User Rating: 8.5 | Saints Row 2 PS3
If you want to talk about Saints Row 2 (right place to be, innit), you've got two different approaches open to you. You could talk, in technical terms and a tone reminiscent of a slightly disappointed maths teacher, about how the graphics aren't terribly impressive. It's got a huge city for you to explore, but compared with the deftly filtered visual richness of something like Grand Theft Auto IV (a comparison that's going to be hauled out a lot, I'm afraid), it looks dated.

You'd probably go on to mention, with faintly pursed lips, that the animation messes up regularly - with characters "popping" out of cars when the doors don't have space to open, for instance. Or you might complain that enemy AI and other road users are fairly simple and dim, or that the radio stations are understocked to the extent that the '80s station seems to play The Final Countdown at least three times an hour. If you want to nit-pick Saints Row 2, you won't have a hard time doing so. It's even got a little bit of screen-tearing and the occasional frame-rate drop.

If you look past that, though, you've got approach number two: it's the first sandbox game since Vice City where 3am comes and goes, and for me, Saints Row 2 is a diamond, no matter how roughly hewn. For all the visible seams, I'm happier talking about fun stuff, like the time I hijacked a car with a passenger still inside, and found myself playing a hidden mini-game where I had to evade the police without letting him escape, until he was so terrified that he offered to pay a ransom. Or the time I walked into a stadium to discover a fully functional Destruction Derby, complete with customisable scrapyard vehicles.

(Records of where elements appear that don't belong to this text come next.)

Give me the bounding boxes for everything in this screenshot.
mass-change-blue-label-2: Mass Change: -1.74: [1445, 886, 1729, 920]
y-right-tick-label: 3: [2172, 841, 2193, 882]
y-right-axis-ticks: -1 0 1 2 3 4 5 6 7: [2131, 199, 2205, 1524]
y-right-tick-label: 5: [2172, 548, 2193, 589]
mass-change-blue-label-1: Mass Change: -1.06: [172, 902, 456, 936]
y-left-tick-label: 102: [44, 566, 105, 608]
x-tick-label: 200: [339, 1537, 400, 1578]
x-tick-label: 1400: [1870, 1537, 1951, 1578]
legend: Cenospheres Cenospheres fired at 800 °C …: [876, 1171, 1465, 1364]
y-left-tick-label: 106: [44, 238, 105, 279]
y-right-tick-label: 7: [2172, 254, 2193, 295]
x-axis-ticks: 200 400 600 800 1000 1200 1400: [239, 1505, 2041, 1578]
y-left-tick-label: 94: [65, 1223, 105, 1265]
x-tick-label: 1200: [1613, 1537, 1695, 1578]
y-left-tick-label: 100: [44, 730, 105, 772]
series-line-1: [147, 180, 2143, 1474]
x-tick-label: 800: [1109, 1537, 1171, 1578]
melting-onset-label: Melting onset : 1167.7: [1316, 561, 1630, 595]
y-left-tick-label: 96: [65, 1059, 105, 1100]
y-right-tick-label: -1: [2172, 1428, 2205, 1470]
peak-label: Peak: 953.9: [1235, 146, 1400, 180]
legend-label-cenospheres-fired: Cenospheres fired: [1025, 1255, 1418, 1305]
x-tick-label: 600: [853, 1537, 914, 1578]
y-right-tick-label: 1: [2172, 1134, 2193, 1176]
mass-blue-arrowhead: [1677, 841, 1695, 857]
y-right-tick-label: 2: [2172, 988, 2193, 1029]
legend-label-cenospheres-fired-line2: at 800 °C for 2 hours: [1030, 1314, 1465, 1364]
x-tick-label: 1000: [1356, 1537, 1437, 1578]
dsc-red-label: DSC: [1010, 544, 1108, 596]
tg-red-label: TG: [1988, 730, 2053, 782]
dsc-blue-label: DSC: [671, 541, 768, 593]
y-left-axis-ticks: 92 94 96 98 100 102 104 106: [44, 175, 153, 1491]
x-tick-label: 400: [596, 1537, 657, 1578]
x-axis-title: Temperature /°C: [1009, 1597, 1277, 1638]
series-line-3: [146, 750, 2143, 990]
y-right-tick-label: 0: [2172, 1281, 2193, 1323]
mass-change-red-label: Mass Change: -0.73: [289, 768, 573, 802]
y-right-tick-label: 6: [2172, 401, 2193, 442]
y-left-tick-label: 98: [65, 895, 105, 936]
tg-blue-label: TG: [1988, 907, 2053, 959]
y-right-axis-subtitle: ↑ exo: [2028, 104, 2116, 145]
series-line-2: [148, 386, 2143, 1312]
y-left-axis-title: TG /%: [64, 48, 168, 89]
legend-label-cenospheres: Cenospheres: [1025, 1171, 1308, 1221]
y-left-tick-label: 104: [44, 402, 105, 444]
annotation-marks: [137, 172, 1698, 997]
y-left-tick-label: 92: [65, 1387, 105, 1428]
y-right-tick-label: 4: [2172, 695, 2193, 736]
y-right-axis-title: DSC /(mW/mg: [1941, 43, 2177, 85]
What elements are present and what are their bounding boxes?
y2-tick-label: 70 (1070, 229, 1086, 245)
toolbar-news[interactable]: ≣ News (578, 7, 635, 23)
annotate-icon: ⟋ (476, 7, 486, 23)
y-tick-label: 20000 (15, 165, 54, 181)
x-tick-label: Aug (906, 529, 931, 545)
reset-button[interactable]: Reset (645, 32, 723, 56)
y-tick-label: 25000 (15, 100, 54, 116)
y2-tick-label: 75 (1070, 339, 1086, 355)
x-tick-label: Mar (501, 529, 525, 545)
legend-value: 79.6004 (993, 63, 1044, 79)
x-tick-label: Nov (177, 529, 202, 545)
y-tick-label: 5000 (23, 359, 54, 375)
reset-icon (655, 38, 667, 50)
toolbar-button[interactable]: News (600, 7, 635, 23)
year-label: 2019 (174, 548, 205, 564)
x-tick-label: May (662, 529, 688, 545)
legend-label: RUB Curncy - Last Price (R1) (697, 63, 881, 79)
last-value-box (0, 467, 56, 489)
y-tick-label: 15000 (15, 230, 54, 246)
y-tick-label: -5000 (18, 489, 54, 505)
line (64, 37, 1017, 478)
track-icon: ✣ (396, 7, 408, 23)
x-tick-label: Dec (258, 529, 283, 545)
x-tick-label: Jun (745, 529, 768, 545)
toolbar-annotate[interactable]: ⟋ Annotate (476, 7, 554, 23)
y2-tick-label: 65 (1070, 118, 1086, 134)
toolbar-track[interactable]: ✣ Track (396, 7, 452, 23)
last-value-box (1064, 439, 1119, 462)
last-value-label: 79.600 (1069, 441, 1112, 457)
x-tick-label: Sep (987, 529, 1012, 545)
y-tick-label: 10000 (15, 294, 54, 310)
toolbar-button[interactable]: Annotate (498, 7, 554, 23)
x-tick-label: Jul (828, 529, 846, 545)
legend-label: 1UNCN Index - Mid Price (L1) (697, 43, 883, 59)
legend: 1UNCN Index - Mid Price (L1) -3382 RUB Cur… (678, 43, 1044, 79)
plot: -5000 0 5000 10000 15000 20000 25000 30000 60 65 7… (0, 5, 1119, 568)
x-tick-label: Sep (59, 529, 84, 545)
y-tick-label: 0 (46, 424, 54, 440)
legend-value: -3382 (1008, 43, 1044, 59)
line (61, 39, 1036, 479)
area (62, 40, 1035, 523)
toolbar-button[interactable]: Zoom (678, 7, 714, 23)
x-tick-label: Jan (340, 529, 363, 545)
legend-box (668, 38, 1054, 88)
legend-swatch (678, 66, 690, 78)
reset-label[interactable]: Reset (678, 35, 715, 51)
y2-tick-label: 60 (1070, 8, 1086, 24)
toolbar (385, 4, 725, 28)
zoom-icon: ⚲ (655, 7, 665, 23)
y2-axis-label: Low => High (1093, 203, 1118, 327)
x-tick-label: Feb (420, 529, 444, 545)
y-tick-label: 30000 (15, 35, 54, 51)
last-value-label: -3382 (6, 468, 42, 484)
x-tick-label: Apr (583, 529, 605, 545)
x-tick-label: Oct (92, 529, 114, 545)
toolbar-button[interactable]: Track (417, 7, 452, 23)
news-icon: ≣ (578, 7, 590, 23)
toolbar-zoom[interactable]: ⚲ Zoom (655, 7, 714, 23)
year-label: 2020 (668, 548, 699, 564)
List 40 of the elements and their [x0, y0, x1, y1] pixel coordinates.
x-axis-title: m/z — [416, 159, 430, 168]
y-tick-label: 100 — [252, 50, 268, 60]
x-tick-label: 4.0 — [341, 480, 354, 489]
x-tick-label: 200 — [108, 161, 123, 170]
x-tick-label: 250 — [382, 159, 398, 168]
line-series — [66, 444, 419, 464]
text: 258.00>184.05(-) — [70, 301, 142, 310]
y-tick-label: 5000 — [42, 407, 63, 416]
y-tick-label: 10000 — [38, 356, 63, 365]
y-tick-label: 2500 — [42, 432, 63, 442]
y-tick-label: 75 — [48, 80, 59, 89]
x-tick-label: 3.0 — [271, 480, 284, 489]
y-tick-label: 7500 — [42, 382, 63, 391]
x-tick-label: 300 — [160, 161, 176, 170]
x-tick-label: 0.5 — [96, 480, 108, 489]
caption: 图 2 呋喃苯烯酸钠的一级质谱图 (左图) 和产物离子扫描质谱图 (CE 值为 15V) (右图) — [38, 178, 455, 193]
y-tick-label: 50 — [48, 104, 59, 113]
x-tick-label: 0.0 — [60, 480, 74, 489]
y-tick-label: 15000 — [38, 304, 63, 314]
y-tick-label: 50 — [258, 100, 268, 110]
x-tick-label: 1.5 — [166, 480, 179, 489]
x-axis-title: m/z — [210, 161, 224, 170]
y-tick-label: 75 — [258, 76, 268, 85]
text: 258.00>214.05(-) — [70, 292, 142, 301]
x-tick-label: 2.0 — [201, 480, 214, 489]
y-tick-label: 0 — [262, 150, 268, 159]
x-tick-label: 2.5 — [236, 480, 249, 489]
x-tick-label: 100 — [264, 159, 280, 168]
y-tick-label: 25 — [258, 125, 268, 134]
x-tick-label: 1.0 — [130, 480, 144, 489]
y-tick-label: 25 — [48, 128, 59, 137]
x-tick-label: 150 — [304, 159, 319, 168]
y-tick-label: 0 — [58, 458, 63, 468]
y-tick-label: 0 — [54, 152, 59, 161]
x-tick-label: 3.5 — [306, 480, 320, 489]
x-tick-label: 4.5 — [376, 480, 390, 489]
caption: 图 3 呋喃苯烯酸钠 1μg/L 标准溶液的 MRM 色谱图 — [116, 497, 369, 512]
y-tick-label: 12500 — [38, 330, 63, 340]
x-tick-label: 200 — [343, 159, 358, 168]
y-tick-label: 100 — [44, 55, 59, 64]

Still, in single-player and in co-op, Saints Row 2 is one of the most ridiculous and enjoyable games of the year. Some will dismiss it as GTA's "gangsta" offshoot, but they're missing the point; with its immense scope, fun physics and focus on entertainment over realism or grit, Saints Row is what GTA would have become if Rockstar North had followed Vice City to its pimpin' conclusion. It may not have the graphical fidelity or the polish of its high-budget counterpart, and will be beaten up for that, but it compensates more than adequately by answering the crucial question - "is it fun?" - with an exuberant, sweary, two-fingered affirmative.